February 6
On February 6, 1868 the English printing periodical, The Printers’ Register, published the “Reflections of an American Country Printer on Printing Considered as a Fine Art.” The country printer evidently chose to remain anonymous but his meditations have the universality of all printers in love with their craft.
“The great intelligence of printers,” he wrote, “is a proverb, and popular belief, always blundering, attributes this as a cause, rather than as a result, of their connection with the profession. Granted that it requires a higher intelligence in a boy to fit him for apprenticeship to printing than to making horse-shoes; the truth still remains, that the effects of the art upon him are to produce a higher form of culture than any common trade could furnish him.”
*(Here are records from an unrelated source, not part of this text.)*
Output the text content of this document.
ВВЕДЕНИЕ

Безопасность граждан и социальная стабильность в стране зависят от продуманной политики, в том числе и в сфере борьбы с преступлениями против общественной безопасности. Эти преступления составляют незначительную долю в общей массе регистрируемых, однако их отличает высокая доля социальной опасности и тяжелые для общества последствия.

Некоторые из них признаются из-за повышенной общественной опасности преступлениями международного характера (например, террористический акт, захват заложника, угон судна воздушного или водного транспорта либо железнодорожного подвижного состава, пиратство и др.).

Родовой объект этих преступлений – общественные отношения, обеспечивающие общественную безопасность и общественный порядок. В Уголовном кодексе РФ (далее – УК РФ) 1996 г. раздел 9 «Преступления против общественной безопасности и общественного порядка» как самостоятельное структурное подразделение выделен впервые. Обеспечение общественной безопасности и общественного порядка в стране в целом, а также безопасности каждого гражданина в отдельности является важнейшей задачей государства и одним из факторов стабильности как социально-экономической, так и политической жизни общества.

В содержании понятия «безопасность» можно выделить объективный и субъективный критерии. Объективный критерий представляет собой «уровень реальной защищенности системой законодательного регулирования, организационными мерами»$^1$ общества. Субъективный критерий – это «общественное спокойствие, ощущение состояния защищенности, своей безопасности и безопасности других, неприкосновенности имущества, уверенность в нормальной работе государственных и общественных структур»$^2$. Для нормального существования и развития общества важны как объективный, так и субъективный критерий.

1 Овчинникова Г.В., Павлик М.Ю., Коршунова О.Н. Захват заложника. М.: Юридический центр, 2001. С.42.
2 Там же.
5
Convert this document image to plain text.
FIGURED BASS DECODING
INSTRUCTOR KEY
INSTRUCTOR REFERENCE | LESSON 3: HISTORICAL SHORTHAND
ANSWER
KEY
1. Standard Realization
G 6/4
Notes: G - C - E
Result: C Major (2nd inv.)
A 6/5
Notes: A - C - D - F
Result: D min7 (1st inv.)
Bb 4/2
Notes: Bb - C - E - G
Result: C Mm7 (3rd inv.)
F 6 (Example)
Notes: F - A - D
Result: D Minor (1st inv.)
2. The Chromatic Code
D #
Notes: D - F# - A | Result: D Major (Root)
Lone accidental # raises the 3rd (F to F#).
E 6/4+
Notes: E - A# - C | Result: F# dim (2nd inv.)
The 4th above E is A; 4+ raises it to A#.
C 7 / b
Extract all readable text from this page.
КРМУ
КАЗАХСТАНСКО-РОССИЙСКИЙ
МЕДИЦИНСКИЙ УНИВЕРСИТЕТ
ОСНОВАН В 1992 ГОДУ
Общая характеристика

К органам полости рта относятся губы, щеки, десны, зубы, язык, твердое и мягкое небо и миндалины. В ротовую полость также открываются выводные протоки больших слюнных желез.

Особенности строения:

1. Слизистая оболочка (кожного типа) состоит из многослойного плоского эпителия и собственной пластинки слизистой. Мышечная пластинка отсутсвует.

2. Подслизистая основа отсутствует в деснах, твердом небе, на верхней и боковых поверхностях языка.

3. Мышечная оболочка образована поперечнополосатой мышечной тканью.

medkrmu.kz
“What further conditions can be required to establish the rank of Typography? I can think but of one: it is that printers should in all honorable ways claim the social rank they are entitled to. . . . We need to crush out of ourselves that cringing hypocrisy which causes many to say, ‛I am a Printer’ in a tone and with a manner that convey the impression that the avowal is made by one who regrets that he is not a blacksmith or a bricklayer. There should be something of the proud Civis Romanus Sum air accompanying the declaration; for he who worthily fills a printer’s place in this busy age is fit companion for poets and painters—yea, a nobler art is his, for he not only furnishes the inspiration and the form of beauty, but creates the capacity to comprehend it. He is the high priest of intellect, teaching it the very alphabet, and spreading before it the grandest of heroic epics! . . . Who shall measure the bounds of his influence, or compute the reach of his importance? He uncloses the iron doors of despotism and tyranny, and Liberty comes forth radiant among men. Oh! the manacles that must still have corroded and borne down the limbs and the aspirations of all races, but for the followers of Fust! Oh! the grand bonfire of royal pomps, vanities, and atrocities that these four centuries of printing have already set ablaze: and the grander crashing of worn-out superstitions, the banishment of leprosies of kingly folly, the tearing down of all hoary structures of Wrong, soon to come, when, through the apostleship of the Press, the peoples are educated to know their rights, —‛and knowing, dare maintain them!’
“And shall the humblest neophyte in the exalted Art blush to his own connection with it? Shall he not rather exalt that he wears a dignity greater than prince or potentate can confer, in that he serves at the altar of civilization, progress, freedom? How can such a one degrade his profession by calling it a trade and speak of its temple as the shop?”